Taxonomy Network - serratus-bio/open-virome GitHub Wiki

NCBI Taxonomy

The NCBI Taxonomy forms a monopartite network containing Taxon nodes and HAS_PARENT edges from a human curated ontology. This network has a hierarchical or tree structure. The nodes and edges are extracted from NCBI Taxonomy FTP.

A bipartite network can be formed with SRA Run nodes and associated Taxon nodes via HAS_HOST_METADATA edges. These edges are mined from the "Organism" label in the SRA run metadata.

A bipartite network can be formed with SRA Run nodes and associated Taxon nodes via HAS_HOST_STAT edges. These edges are mined from the NCBI STAT tool.

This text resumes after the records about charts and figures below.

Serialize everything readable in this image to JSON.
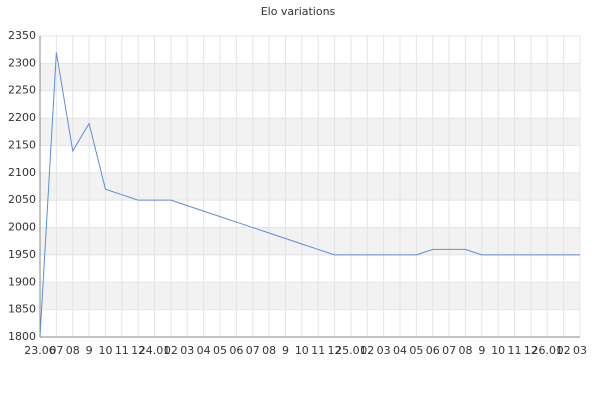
{
  "chart_data": {
    "type": "line",
    "title": "Elo variations",
    "categories": [
      "23.06",
      "07",
      "08",
      "9",
      "10",
      "11",
      "12",
      "24.01",
      "02",
      "03",
      "04",
      "05",
      "06",
      "07",
      "08",
      "9",
      "10",
      "11",
      "12",
      "25.01",
      "02",
      "03",
      "04",
      "05",
      "06",
      "07",
      "08",
      "9",
      "10",
      "11",
      "12",
      "26.01",
      "02",
      "03"
    ],
    "series": [
      {
        "name": "Elo",
        "color": "#5b8fd9",
        "values": [
          1800,
          2320,
          2140,
          2190,
          2070,
          2060,
          2050,
          2050,
          2050,
          2040,
          2030,
          2020,
          2010,
          2000,
          1990,
          1980,
          1970,
          1960,
          1950,
          1950,
          1950,
          1950,
          1950,
          1950,
          1960,
          1960,
          1960,
          1950,
          1950,
          1950,
          1950,
          1950,
          1950,
          1950
        ]
      }
    ],
    "ylim": [
      1800,
      2350
    ],
    "yticks": [
      1800,
      1850,
      1900,
      1950,
      2000,
      2050,
      2100,
      2150,
      2200,
      2250,
      2300,
      2350
    ],
    "grid": true
  }
}
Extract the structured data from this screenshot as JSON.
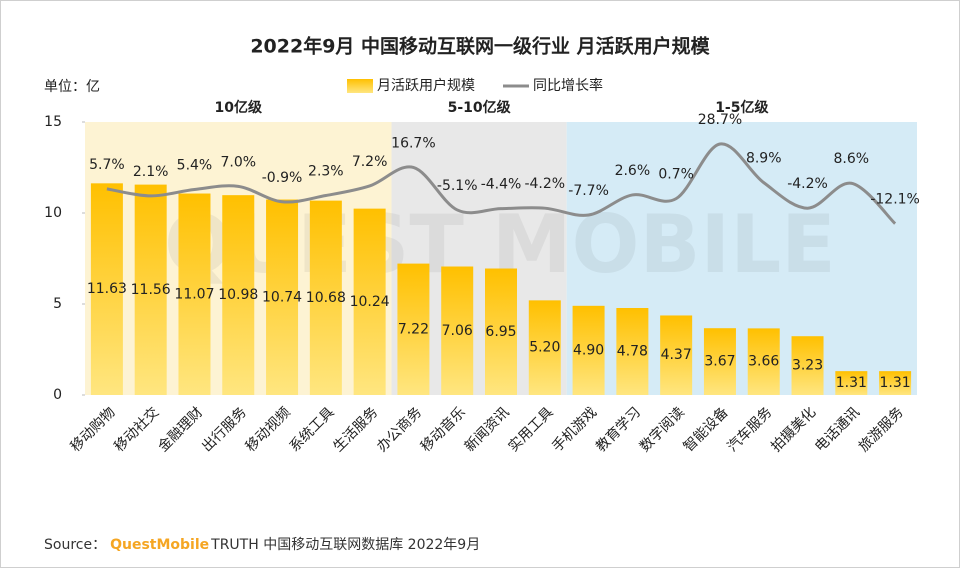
{
  "chart_data": {
    "type": "bar",
    "title": "2022年9月 中国移动互联网一级行业 月活跃用户规模",
    "unit_label": "单位：亿",
    "categories": [
      "移动购物",
      "移动社交",
      "金融理财",
      "出行服务",
      "移动视频",
      "系统工具",
      "生活服务",
      "办公商务",
      "移动音乐",
      "新闻资讯",
      "实用工具",
      "手机游戏",
      "教育学习",
      "数字阅读",
      "智能设备",
      "汽车服务",
      "拍摄美化",
      "电话通讯",
      "旅游服务"
    ],
    "series": [
      {
        "name": "月活跃用户规模",
        "type": "bar",
        "color": "#ffc000",
        "values": [
          11.63,
          11.56,
          11.07,
          10.98,
          10.74,
          10.68,
          10.24,
          7.22,
          7.06,
          6.95,
          5.2,
          4.9,
          4.78,
          4.37,
          3.67,
          3.66,
          3.23,
          1.31,
          1.31
        ],
        "value_labels": [
          "11.63",
          "11.56",
          "11.07",
          "10.98",
          "10.74",
          "10.68",
          "10.24",
          "7.22",
          "7.06",
          "6.95",
          "5.20",
          "4.90",
          "4.78",
          "4.37",
          "3.67",
          "3.66",
          "3.23",
          "1.31",
          "1.31"
        ]
      },
      {
        "name": "同比增长率",
        "type": "line",
        "axis": "y2",
        "color": "#8c8c8c",
        "values": [
          5.7,
          2.1,
          5.4,
          7.0,
          -0.9,
          2.3,
          7.2,
          16.7,
          -5.1,
          -4.4,
          -4.2,
          -7.7,
          2.6,
          0.7,
          28.7,
          8.9,
          -4.2,
          8.6,
          -12.1
        ],
        "value_labels": [
          "5.7%",
          "2.1%",
          "5.4%",
          "7.0%",
          "-0.9%",
          "2.3%",
          "7.2%",
          "16.7%",
          "-5.1%",
          "-4.4%",
          "-4.2%",
          "-7.7%",
          "2.6%",
          "0.7%",
          "28.7%",
          "8.9%",
          "-4.2%",
          "8.6%",
          "-12.1%"
        ]
      }
    ],
    "ylim": [
      0,
      15
    ],
    "yticks": [
      0,
      5,
      10,
      15
    ],
    "y2lim": [
      -100,
      40
    ],
    "bands": [
      {
        "label": "10亿级",
        "from": "移动购物",
        "to": "生活服务",
        "color": "#fdf3d3"
      },
      {
        "label": "5-10亿级",
        "from": "办公商务",
        "to": "实用工具",
        "color": "#e8e8e8"
      },
      {
        "label": "1-5亿级",
        "from": "手机游戏",
        "to": "旅游服务",
        "color": "#d5ebf6"
      }
    ],
    "watermark": "QUEST MOBILE",
    "source": {
      "prefix": "Source：",
      "brand": "QuestMobile",
      "text": "TRUTH 中国移动互联网数据库 2022年9月"
    }
  }
}
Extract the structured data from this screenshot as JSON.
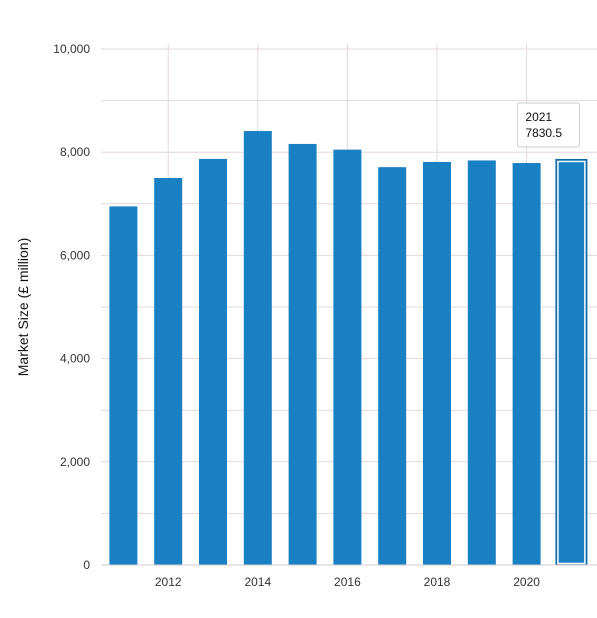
{
  "chart_data": {
    "type": "bar",
    "ylabel": "Market Size (£ million)",
    "ylim": [
      0,
      10000
    ],
    "y_ticks": [
      0,
      2000,
      4000,
      6000,
      8000,
      10000
    ],
    "y_tick_labels": [
      "0",
      "2,000",
      "4,000",
      "6,000",
      "8,000",
      "10,000"
    ],
    "x_tick_labels": [
      "2012",
      "2014",
      "2016",
      "2018",
      "2020"
    ],
    "categories": [
      "2011",
      "2012",
      "2013",
      "2014",
      "2015",
      "2016",
      "2017",
      "2018",
      "2019",
      "2020",
      "2021"
    ],
    "values": [
      6950,
      7500,
      7870,
      8410,
      8160,
      8050,
      7710,
      7810,
      7840,
      7790,
      7830.5
    ],
    "bar_color": "#1a80c4",
    "highlight_color": "#0f6aa8",
    "grid": true,
    "tooltip": {
      "category": "2021",
      "value_text": "7830.5"
    }
  }
}
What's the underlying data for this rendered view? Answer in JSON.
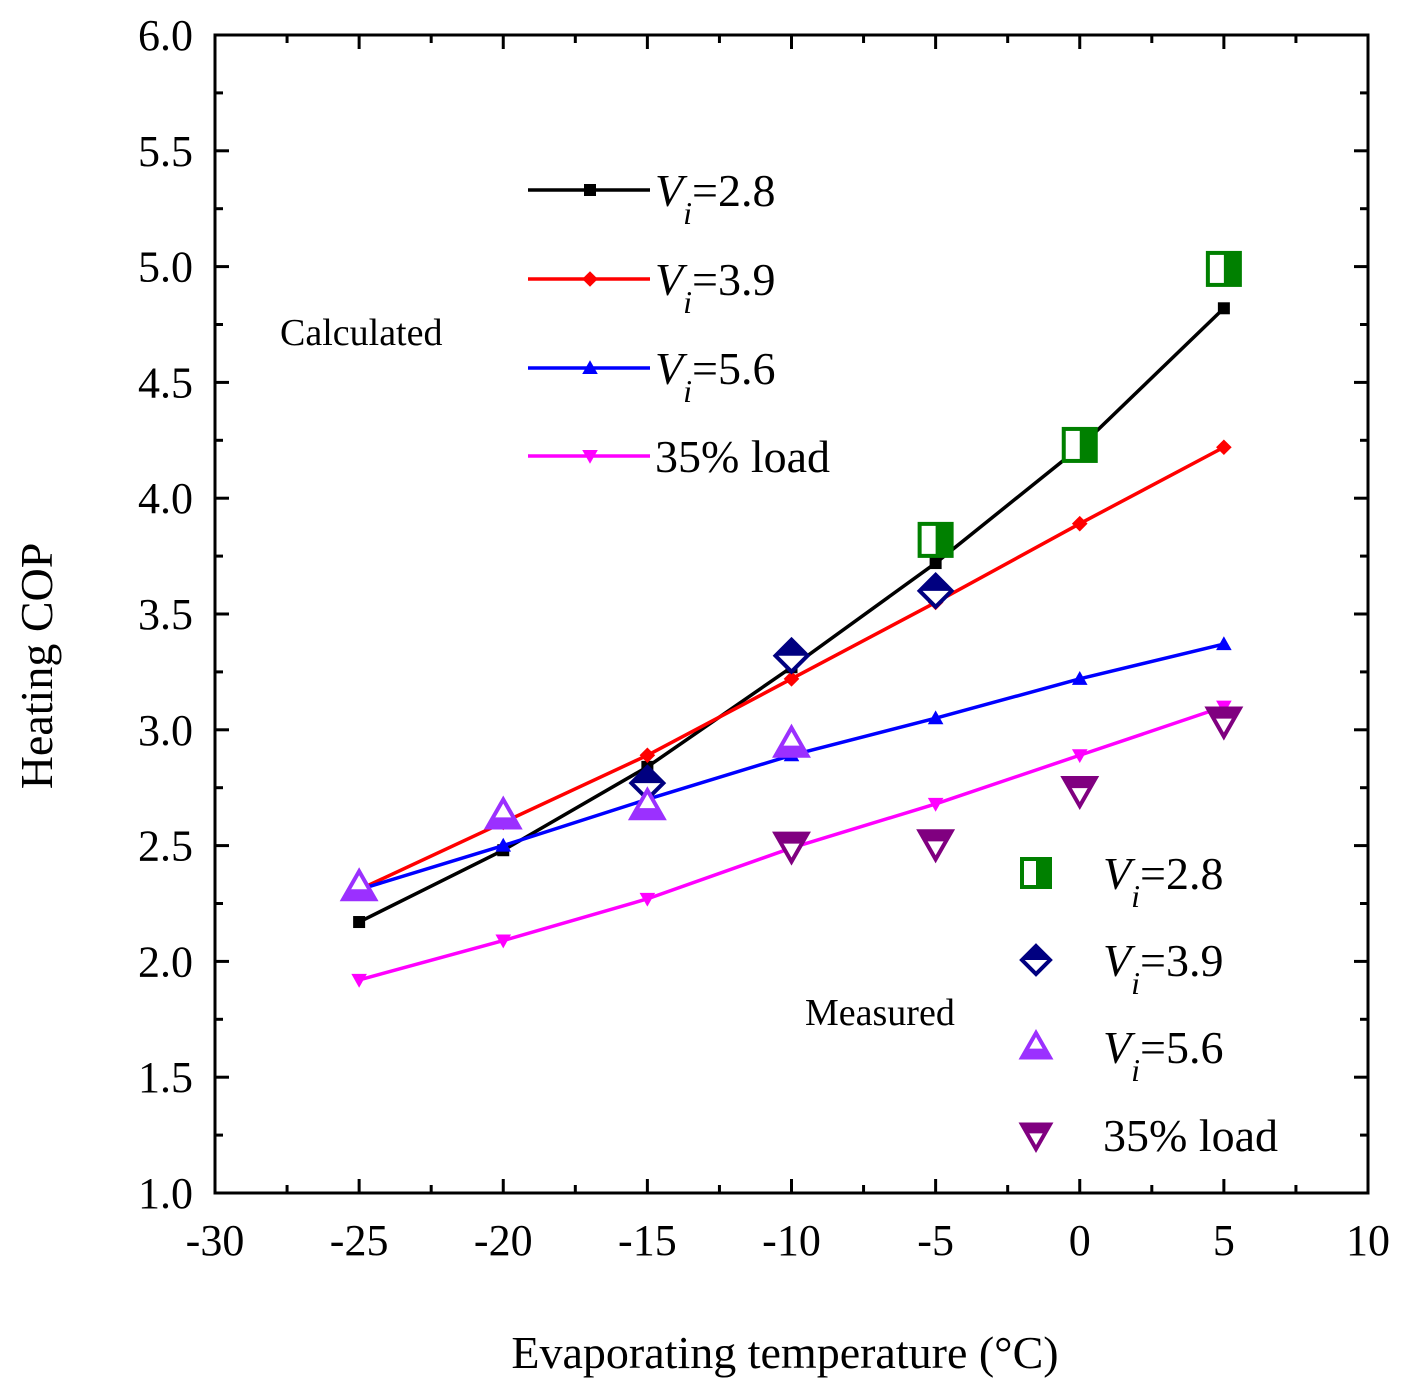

A bipartite network can be formed with sOTU Virus nodes and associated Taxon nodes via HAS_INFERRED_TAXON edges. These edges are generated by BLASTing the RdRP palmprint against Genbank viral genomes to find the top hit, then mapping the organism to the NCBI taxonomy.

Summary stats

Total number of Taxon nodes: 2,501,873

Total number of HAS_PARENT relationships: 5,003,746

Total number of HAS_HOST_METADATA relationships: 7,679,352

Total number of HAS_HOST_STAT relationships: 17,597,641

Total number of HAS_INFERRED_TAXON relationships: 950,482

Communities

In the monopartite taxonomy network, all Taxon nodes form a single connected component.

Visualizing the entire network with a force-directed layout shows naturally forming communities of closely related taxonomy ids. We can use hierarchical community detection algorithms to reduce the number of labels during a feature engineering step.